Tony, Bozo, trivia and a giveaway












In conversation with a friend last week, the topic of television urban myths came up. You know the type - Mikey from the Life cereal commercial died from eating Pop Rocks and soda, Alice Cooper was Eddie Haskell on LEAVE IT TO BEAVER, etc. What prompted it, oddly enough, was the release on DVD of the first season of the BOZO THE CLOWN SHOW. The topic soon turned to the oft-repeated story about the tyke who, angry at losing a ring toss, told Bozo on live TV to "Cram it, clown!" before being warned that was a "Bozo No-No."

The story is at best apocryphal, though latter-day Bozo Larry Harmon has said it actually happened - though his story changes from time to time (also, there was no single television Bozo. Different actors played him in different markets. Individual stations purchased the Bozo "franchise" and then produced their own shows). That hasn't kept it from being passed on as fact though, and you'll occasionally find someone who says they actually saw it broadcast live. Ditto Soupy Sales and his "I see F, you see K" jokes. Fortunately, thanks to the internet, we now have a resource we didn't have when all of this stuff was originally being passed on to us as kids - www.snopes.com.

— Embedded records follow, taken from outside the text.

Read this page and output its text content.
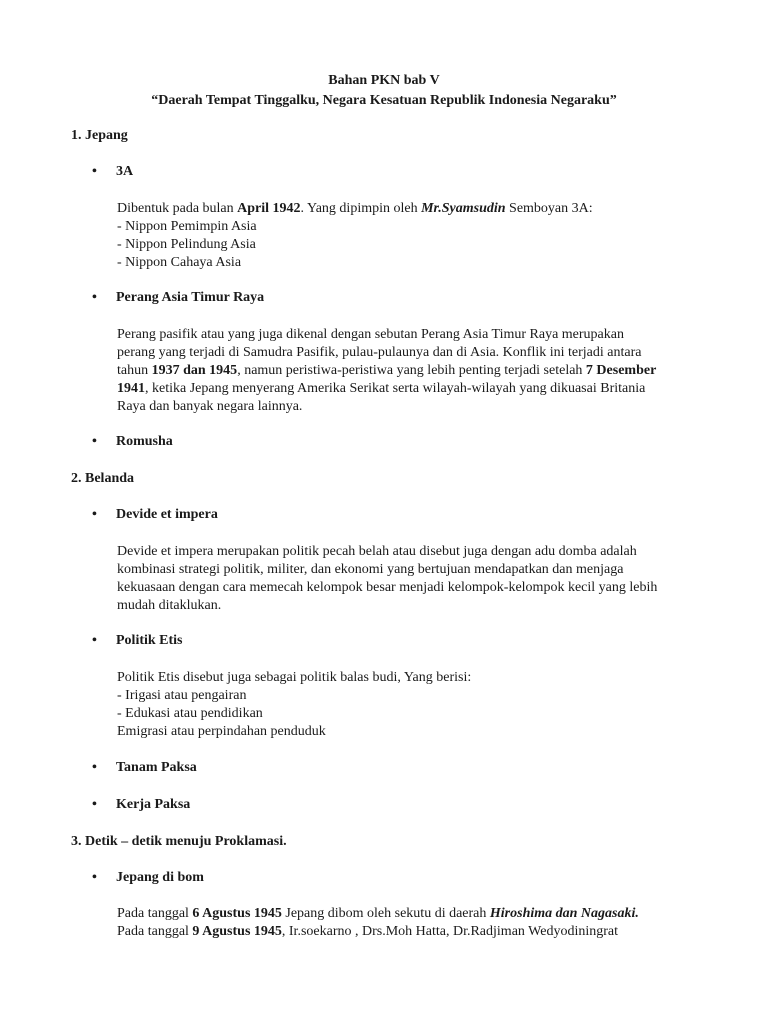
Bahan PKN bab V
“Daerah Tempat Tinggalku, Negara Kesatuan Republik Indonesia Negaraku”
1. Jepang
• 3A
Dibentuk pada bulan April 1942. Yang dipimpin oleh Mr.Syamsudin Semboyan 3A:
- Nippon Pemimpin Asia
- Nippon Pelindung Asia
- Nippon Cahaya Asia
• Perang Asia Timur Raya
Perang pasifik atau yang juga dikenal dengan sebutan Perang Asia Timur Raya merupakan
perang yang terjadi di Samudra Pasifik, pulau-pulaunya dan di Asia. Konflik ini terjadi antara
tahun 1937 dan 1945, namun peristiwa-peristiwa yang lebih penting terjadi setelah 7 Desember
1941, ketika Jepang menyerang Amerika Serikat serta wilayah-wilayah yang dikuasai Britania
Raya dan banyak negara lainnya.
• Romusha
2. Belanda
• Devide et impera
Devide et impera merupakan politik pecah belah atau disebut juga dengan adu domba adalah
kombinasi strategi politik, militer, dan ekonomi yang bertujuan mendapatkan dan menjaga
kekuasaan dengan cara memecah kelompok besar menjadi kelompok-kelompok kecil yang lebih
mudah ditaklukan.
• Politik Etis
Politik Etis disebut juga sebagai politik balas budi, Yang berisi:
- Irigasi atau pengairan
- Edukasi atau pendidikan
Emigrasi atau perpindahan penduduk
• Tanam Paksa
• Kerja Paksa
3. Detik – detik menuju Proklamasi.
• Jepang di bom
Pada tanggal 6 Agustus 1945 Jepang dibom oleh sekutu di daerah Hiroshima dan Nagasaki.
Pada tanggal 9 Agustus 1945, Ir.soekarno , Drs.Moh Hatta, Dr.Radjiman Wedyodiningrat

Snopes is the encyclopedia of urban legends, which are then confirmed, debunked or left uncertain (Snopes color codes them by verdict). Snopes classifies the Bozo story as "indeterminate" but likely false. The Soupy Sales jokes? Never happened. The Groucho Marx "I love my cigar too, but I take it out of my mouth once in a while" line? He never said it.

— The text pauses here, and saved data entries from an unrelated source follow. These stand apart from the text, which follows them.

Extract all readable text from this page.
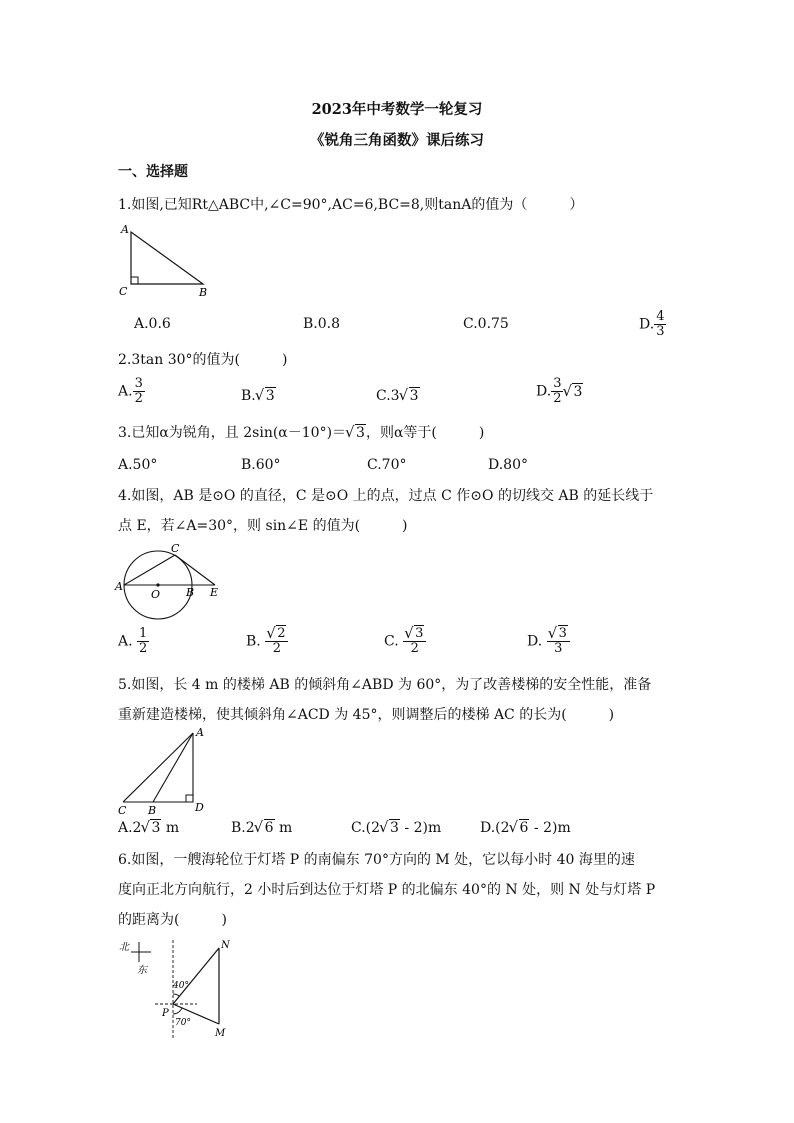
2023年中考数学一轮复习
《锐角三角函数》课后练习
一、选择题
1.如图,已知Rt△ABC中,∠C=90°,AC=6,BC=8,则tanA的值为（　　　）
A
C	B
A.0.6	B.0.8	C.0.75	D. $\frac{4}{3}$
2.3tan 30°的值为(　　　)
A. $\frac{3}{2}$	B. √ 3	C.3 √ 3	D. $\frac{3}{2}$ √ 3
3.已知α为锐角，且 2sin(α－10°)＝ √ 3，则α等于(　　　)
A.50°	B.60°	C.70°	D.80°
4.如图，AB 是⊙O 的直径，C 是⊙O 上的点，过点 C 作⊙O 的切线交 AB 的延长线于
点 E，若∠A=30°，则 sin∠E 的值为(　　　)
C
A
O B E
A. $\frac{1}{2}$	B. √ $\frac{2}{2}$	C. √ $\frac{3}{2}$	D. √ $\frac{3}{3}$
5.如图，长 4 m 的楼梯 AB 的倾斜角∠ABD 为 60°，为了改善楼梯的安全性能，准备
重新建造楼梯，使其倾斜角∠ACD 为 45°，则调整后的楼梯 AC 的长为(　　　)
A
C B	D
A.2 √ 3 m	B.2 √ 6 m	C.(2 √ 3 - 2)m	D.(2 √ 6 - 2)m
6.如图，一艘海轮位于灯塔 P 的南偏东 70°方向的 M 处，它以每小时 40 海里的速
度向正北方向航行，2 小时后到达位于灯塔 P 的北偏东 40°的 N 处，则 N 处与灯塔 P
的距离为(　　　)
北
东
N
P
M
40°
70°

The phenomenon goes back even further. The 1930s kids show radio host who signed off and then said "That oughta hold the little bastards", not realizing the mike was still live? Totally fictional, but given further life by the "bloopers" records craze of the late 1960s and early '70s. But as Snopes also points out, those records mostly consisted of "re-creations," re-recordings and outright fabrications.

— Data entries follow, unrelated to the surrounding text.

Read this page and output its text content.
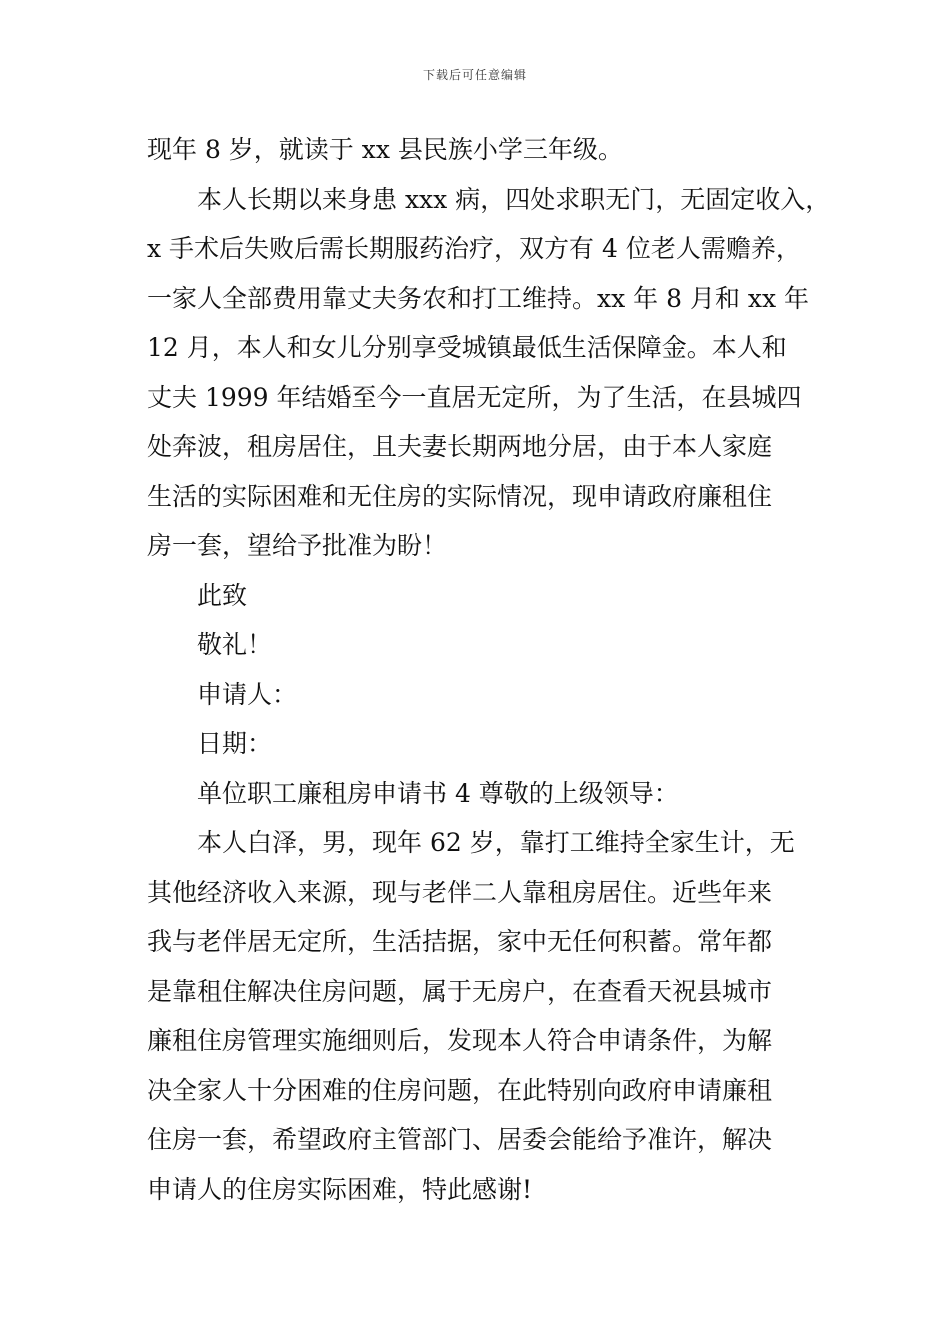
下载后可任意编辑
现年 8 岁，就读于 xx 县民族小学三年级。
本人长期以来身患 xxx 病，四处求职无门，无固定收入，
x 手术后失败后需长期服药治疗，双方有 4 位老人需赡养，
一家人全部费用靠丈夫务农和打工维持。xx 年 8 月和 xx 年
12 月，本人和女儿分别享受城镇最低生活保障金。本人和
丈夫 1999 年结婚至今一直居无定所，为了生活，在县城四
处奔波，租房居住，且夫妻长期两地分居，由于本人家庭
生活的实际困难和无住房的实际情况，现申请政府廉租住
房一套，望给予批准为盼！
此致
敬礼！
申请人：
日期：
单位职工廉租房申请书 4 尊敬的上级领导：
本人白泽，男，现年 62 岁，靠打工维持全家生计，无
其他经济收入来源，现与老伴二人靠租房居住。近些年来
我与老伴居无定所，生活拮据，家中无任何积蓄。常年都
是靠租住解决住房问题，属于无房户，在查看天祝县城市
廉租住房管理实施细则后，发现本人符合申请条件，为解
决全家人十分困难的住房问题，在此特别向政府申请廉租
住房一套，希望政府主管部门、居委会能给予准许，解决
申请人的住房实际困难，特此感谢!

On the other hand, e-mail now allows these things to spread like wildfire. And a few days after the Bozo discussion, I got a flurry of forwarded messages claiming to have the true explanation of the final scene in last week's show-ending SOPRANOS episode. According to the e-mail, all the clues point to Tony being killed in that last cut-to-black moment, and that the diner where he and his family are eating is filled with characters from previous episodes, all of whom want Tony dead.

Though there may be some validity to the "Tony got killed" explanation (though I don't agree with it, as I wrote last week), the evidence the e-mail uses to prove its point is deeply flawed and in some cases totally false. Alan Sepinwall of The Star-Ledger had to go on record more than once debunking the theory point by point, but readers were still forwarding it to him days later.

As someone who's spent more than 20 years in the news business, I have a deep-seated animosity for these sorts of things - rumors masquerading as fact, arguments built on fiction, total untruths passed along as conventional wisdom. It makes me angry to get anecdotal e-mails ("Don't go to the malls this Halloween," "Don't flash your car lights" etc.) that have been forwarded by people who never once stopped to think about what they were passing along, or checking into whether it was true or not (or even likely) before they did.

The SOPRANOS e-mail is a relatively harmless example of this, but it's still the same thing - careless disinformation. And as news services move away from print and struggle to get things on-line as quickly as possible, there are more opportunities for these things to get out there, under the guise of actual news. Alan cites a Reuters story that quoted an HBO spokesman agreeing that the line "Everything turns black" in an earlier episode was a significant clue to explaining the finale. However, as Alan explains, there was never any such line. The Reuters story was eventually pulled and rewritten, but not before it had already been picked up by thousands of other news outlets. The SOPRANOS e-mail hasn't made it to Snopes yet, but I'm guessing it will before long.

Apologies for the soap-boxing. In return for your patience, and in keeping with our SOPRANOS theme, it's time for another giveaway, this time a copy of Alain Silver and James Ursini's great new collection GANGSTER FILM READER, featuring more than two dozen essays on the gangster film (and plenty of SOPRANOS content as well). But, of course, it comes with a trivia question:


In which of Donald Westlake's "Richard Stark" novels does Parker pull off a job in Monmouth County, N.J.?


First one to message me at my Web site with the correct answer is the winner.

And while you're searching the net for the answer, check out this brilliant recreation of a memorable scene from Martin Scorsese's CASINO.

1 comment:

Jmags said...

I'll admit I was guilty of passing along this mass soprano email myself. It was quickly debunked by the one and only, Alan Sepinwall.